Она внезапно поднялась. Глаза гневно блеснули, грудь затрепетала.
— Не говорите так! Я не девочка. Мне почти восемнадцать. Разве я похожа на ребенка? Я вижу ваши глаза. Знаю, что вы так не думаете. Я вовсе не чувствую себя девочкой, потому что знаю кое-какие вещи… ужасные вещи, которые не должны знать дети! Я держу их в себе, как подобает женщине, и мучаюсь! Я не ребенок! Не ребенок!
С легким щелчком тост выпрыгнул из машинки, как бы поставив точку. Конча постояла несколько секунд неподвижно, кривя алые губки. Затем повернулась и выбежала из комнаты. Мэтт так и не понял, смеялась она или плакала.
Впоследствии он часто пытался припомнить события этого воскресенья, но люди и их перемещения ускользали из памяти. Конча скрылась после сцены за завтраком, и Мэтт не знал, куда она ушла. Артура послали за сестрой Урсулой и сестрой Фелиситас, и молодой человек повиновался, невзирая на недавний мятеж. Оказалось, что тетя Элен простудилась во время ненастных выходных и не смогла поехать в монастырь для необходимых деловых переговоров касательно каких-то благотворительных дел, поэтому монахини получили особое разрешение. Мэтт подумал, что сестры ордена Марфы из Вифании ведут необычайно свободный образ жизни. Он-то считал, что все монахини живут в строгом уединении, и даже разговаривать с ними можно лишь через железную решетку.

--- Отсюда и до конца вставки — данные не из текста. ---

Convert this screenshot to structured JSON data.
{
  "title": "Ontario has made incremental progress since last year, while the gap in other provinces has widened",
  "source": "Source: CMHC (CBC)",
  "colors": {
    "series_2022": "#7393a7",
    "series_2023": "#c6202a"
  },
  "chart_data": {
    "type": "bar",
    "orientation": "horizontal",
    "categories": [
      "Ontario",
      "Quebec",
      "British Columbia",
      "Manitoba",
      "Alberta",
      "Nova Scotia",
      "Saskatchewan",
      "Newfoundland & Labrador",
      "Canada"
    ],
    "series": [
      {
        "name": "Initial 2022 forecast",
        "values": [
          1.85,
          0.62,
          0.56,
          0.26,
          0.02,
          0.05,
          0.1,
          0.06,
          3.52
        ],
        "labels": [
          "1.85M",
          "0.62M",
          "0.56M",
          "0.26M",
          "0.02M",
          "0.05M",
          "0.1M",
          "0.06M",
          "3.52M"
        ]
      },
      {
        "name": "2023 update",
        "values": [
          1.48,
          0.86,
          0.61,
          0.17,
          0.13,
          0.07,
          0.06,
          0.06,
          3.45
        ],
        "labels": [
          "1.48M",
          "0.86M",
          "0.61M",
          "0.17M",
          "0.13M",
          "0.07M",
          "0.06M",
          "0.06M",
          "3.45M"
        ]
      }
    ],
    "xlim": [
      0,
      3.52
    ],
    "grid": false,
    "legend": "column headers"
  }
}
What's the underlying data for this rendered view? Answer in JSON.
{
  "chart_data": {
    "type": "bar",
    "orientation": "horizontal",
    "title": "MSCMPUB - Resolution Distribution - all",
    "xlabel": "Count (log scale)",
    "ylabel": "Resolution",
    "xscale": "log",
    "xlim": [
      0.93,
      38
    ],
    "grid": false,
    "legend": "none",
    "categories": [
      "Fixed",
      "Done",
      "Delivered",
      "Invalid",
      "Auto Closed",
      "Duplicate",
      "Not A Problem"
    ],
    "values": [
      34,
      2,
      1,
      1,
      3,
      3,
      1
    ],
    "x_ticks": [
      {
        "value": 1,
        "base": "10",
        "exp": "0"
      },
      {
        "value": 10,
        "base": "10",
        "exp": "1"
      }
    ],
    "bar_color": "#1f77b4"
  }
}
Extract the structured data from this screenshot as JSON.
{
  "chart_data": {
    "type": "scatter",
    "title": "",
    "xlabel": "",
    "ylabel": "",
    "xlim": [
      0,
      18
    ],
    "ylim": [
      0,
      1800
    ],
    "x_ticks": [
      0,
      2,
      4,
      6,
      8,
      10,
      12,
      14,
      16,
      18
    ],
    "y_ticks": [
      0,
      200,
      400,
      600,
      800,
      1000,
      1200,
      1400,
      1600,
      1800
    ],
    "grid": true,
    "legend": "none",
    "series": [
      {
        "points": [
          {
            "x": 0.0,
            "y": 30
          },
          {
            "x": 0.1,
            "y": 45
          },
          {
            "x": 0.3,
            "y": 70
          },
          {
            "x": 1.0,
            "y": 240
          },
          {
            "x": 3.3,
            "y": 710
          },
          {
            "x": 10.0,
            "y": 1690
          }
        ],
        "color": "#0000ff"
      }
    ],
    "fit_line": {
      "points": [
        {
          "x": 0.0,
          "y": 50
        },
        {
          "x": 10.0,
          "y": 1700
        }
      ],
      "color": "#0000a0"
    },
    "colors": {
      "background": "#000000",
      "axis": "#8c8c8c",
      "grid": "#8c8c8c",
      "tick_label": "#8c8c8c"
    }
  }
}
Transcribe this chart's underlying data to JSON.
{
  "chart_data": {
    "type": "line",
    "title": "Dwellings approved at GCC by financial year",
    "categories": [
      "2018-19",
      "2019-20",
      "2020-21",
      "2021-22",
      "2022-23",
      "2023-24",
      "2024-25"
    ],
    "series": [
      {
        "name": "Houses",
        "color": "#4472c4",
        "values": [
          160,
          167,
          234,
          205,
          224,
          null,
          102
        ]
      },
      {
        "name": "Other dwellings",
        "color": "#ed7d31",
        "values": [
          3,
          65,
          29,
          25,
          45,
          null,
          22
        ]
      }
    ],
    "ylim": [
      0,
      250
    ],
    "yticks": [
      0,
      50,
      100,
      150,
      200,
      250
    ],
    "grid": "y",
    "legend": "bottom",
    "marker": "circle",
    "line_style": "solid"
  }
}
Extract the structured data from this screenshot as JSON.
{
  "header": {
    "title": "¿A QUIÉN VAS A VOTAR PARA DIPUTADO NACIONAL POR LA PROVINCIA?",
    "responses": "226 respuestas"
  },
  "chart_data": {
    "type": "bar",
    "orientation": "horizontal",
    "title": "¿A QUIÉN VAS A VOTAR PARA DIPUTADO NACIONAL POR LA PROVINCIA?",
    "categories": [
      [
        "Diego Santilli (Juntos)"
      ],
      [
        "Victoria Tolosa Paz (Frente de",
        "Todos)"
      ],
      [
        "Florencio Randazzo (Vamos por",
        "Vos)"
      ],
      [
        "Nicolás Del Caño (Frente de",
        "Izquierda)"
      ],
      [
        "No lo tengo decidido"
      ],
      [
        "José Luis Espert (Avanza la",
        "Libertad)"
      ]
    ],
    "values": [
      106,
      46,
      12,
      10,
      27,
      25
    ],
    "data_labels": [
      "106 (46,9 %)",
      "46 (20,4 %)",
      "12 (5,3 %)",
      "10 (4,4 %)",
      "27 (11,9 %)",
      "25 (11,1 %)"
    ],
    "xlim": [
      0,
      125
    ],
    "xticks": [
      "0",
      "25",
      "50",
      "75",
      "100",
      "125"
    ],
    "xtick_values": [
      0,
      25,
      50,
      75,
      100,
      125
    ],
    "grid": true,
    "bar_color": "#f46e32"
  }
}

Затем появился Р. Джозеф (в его обыкновение входило обедать по воскресеньям с родными). Он обнаружил, что поговорить ему не с кем, кроме Артура, и удалился безутешный.
Большую часть времени Мэтт провел, запершись в кабинете вместе с Вулфом Харриганом (запершись в буквальном смысле) и изучая подробности, которые остались неизвестны накануне.
— Я боюсь, — с легкой улыбкой сказал Вулф, — что пятничный инцидент встревожил меня сильнее, чем хотелось бы. Свами чересчур легко открыл стеклянную дверь. Теперь створки заперты сверху и внизу. Остальные двери тоже. Конча говорит, я умру от нехватки свежего воздуха, но я ручаюсь за выносливость континентальных рас.
Наконец Вулф решил, что вводная часть окончена.
— Думаю, вы получили приблизительное представление о том, чем мы будем заниматься. Самый важный пункт на повестке дня, как вы уже, наверное, поняли, — дети Света. Они очень решительно настроены. Они обретают влияние и намерены пустить его в ход. Вчерашняя история про советский бомбардировщик нелепа, но очень показательна. Политические намеки, все более прямые, чаще и чаще проникают в послания Древних. Нам нужно установить личность Агасфера и выяснить, кто заправляет этой лавочкой.
— А вы пока не знаете?
— Не то чтобы совсем… У меня есть некоторые предположения, но… честно говоря, Дункан, я не откроюсь даже вам. Вы не видели последних заметок. Но однажды вы их прочтете — надеюсь, получив из моих рук.
— Что вы имеете в виду? А из чьих же еще?
Вулф снова принялся бросать дротики.
— Я имею в виду всего-навсего следующее: вчера ночью, когда вы заснули на кушетке, я собственноручно написал дополнение к завещанию, назначив вас моим литературным душеприказчиком.
— Меня?
— Да. За два дня вы узнали о моей работе больше, чем вся семья, вместе взятая. Да и вам она, полагаю, интереснее. Когда я умру, заметки и документы будут переданы в ваше распоряжение. Пользуйтесь ими как угодно. Если только я не ошибся в своем суждении, вы не употребите их во зло. И я предупреждал, — резко добавил он, едва Мэтт открыл рот, — как отношусь к благодарственным излияниям. Посмотрите, кто там в коридоре.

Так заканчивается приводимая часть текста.